Wednesday, April 16, 2014

Response to When the Mountains Tremble, Chapter 3 in Pathologies of Power, and Chapters 10-11 in Environmentalism of the Poor.

        After this week's readings and film, I feel bad. I imagine that is kind of the point. I imagine it would be quite strange for anyone to feel anything less. After all, exploitation and murder are inherently unsettling. On top of feeling unsettled, I am also rather frustrated. I'm frustrated that there doesn't seem to be much I can do to effect change. I want very badly to be able to do something, but so far I feel that the monumental amount of change that would need to occur is somehow beyond any actions I could aspire to.
        So, I wonder, what is one to do? Is it enough to focus energy and effort on the betterment of one thing while ignoring so many other things? Is it insanity to think that I, or anyone, could make that much of an impact? Try typing “help Guatemala” into Google, you'll get “299,000,000 results” in less than a second. The first four pages give results that range from animal welfare charities to every religious sect you could imagine getting involved. Likewise, numerous big aid and charity groups are involved in the region as well. It looks like there are countless ways to try to effect change, but none that hold much promise for big impacts in the near future.
        Over and over it seems clear that the problem is systemic, it is the Western way of life. Our trade relations with other countries have been and continue to be destructive. While “fair trade” initiatives are a desirable have-your-cake-and-eat-it-too kind of solution, they too are gaining ground slowly. The reason for slow moving progress might be simple. It may be that we are struggling with uncomfortable solutions to the uncomfortable reality of global trade. Many such solutions are plainly un-American: eating less beef, driving less, consuming less, paying more for goods, contemplating/researching purchases, etc.
        The unsettling feeling from the documentary and texts seems like a feeling that will need to be held on to for some time, not something that can be quickly sloughed off with some minor change or quick fix.

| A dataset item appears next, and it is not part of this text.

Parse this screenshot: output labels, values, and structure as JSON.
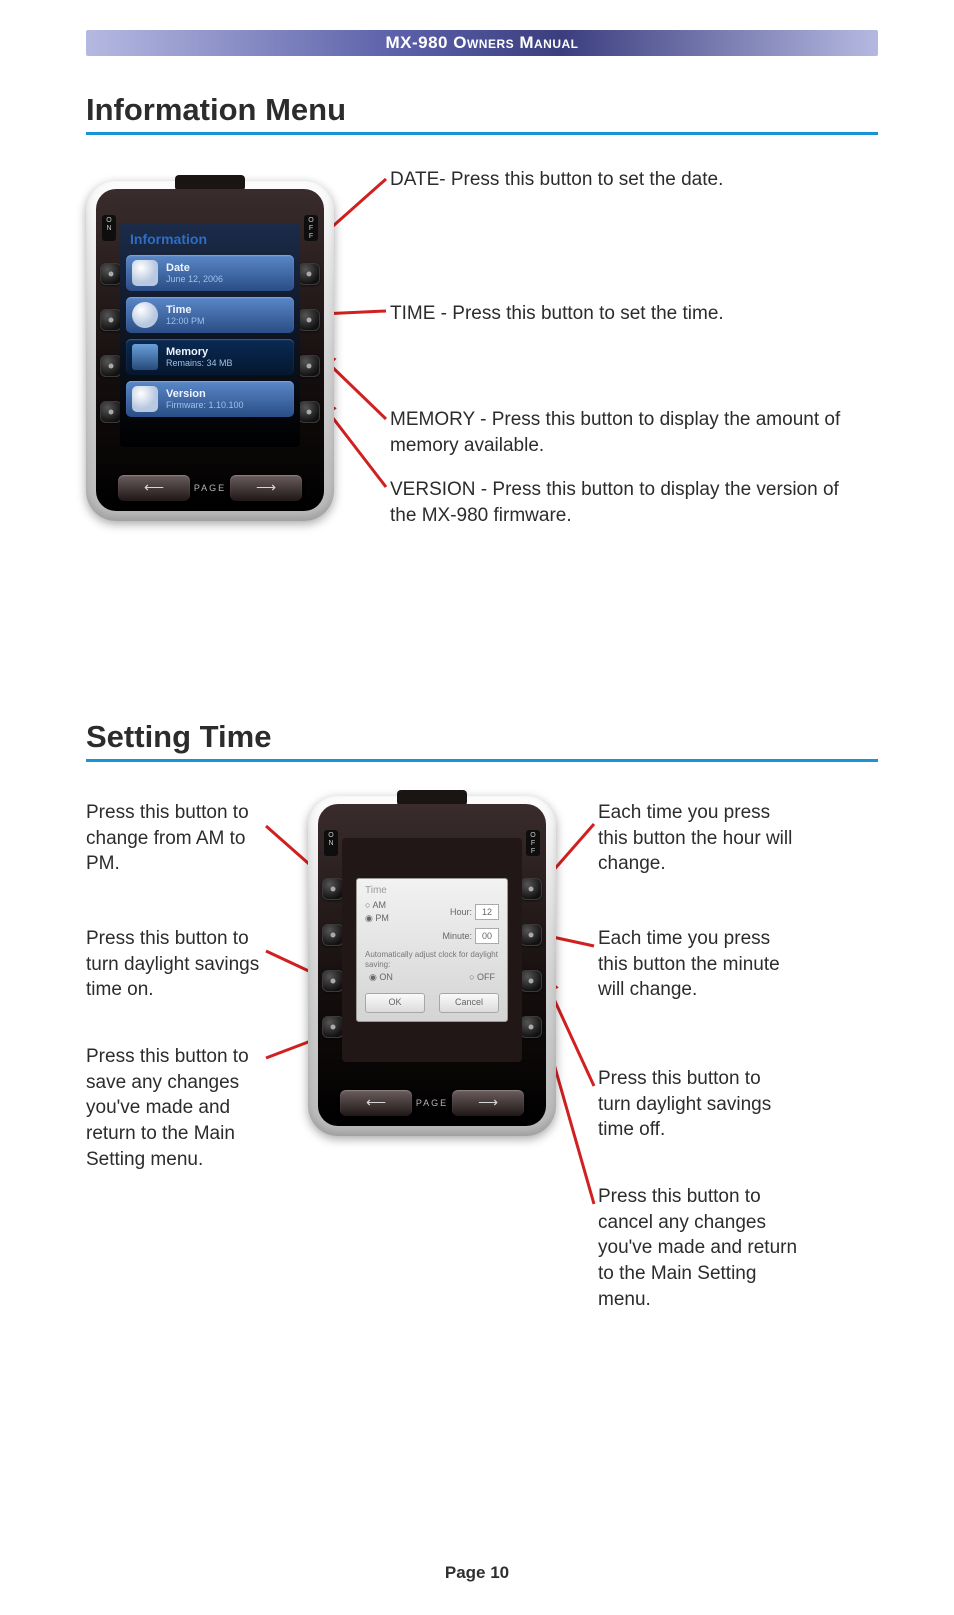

Likewise, this feeling seems to be something that needs to be shared with others. Embarking on a journey to be better citizens of our global economy isn't something that we can do alone, it requires communal effort. For such communal effort we need to take stock of how we shape our rhetoric as we share our discoveries and understanding of the externalities of our ways of life. If we take our unsettled feelings and share them with others, perhaps over time more people will look to ethically oriented economic and environmental business models.
        Maybe someday we will look back to the out-sourced slavery that has prevailed in our lifetimes as something just as barbaric and backwards as the slavery that we cultivated throughout the South some two hundred years ago. Maybe two hundred years from now, these sorts of labor practices will seem just as unimaginable as “owning” another human being.
    

1 comment:


  1. I think, as we discussed in class last week, a counter to this kind of despair that Mike feels is evident in his conclusion. As Mike points out, we have come a huge way in just two hundred years, so what is to say the next two hundred can’t be even more productive? We are living in a time in which information can be spread almost instantaneously, I feel like for all the time consuming and potentially negative effects of the internet and sites like facebook, this freedom to disseminate information rapidly can also be a positive resource for making change. Furthermore, the idea expressed in Ch 5 of Pathologies in which Farmer advocates community action, small deeds rather than one giant globally reaching solution for world poverty, may also be a way forward. Since, if everybody were to attempt to effect some sort of positive change, even if it is small on its own, the results would still be global.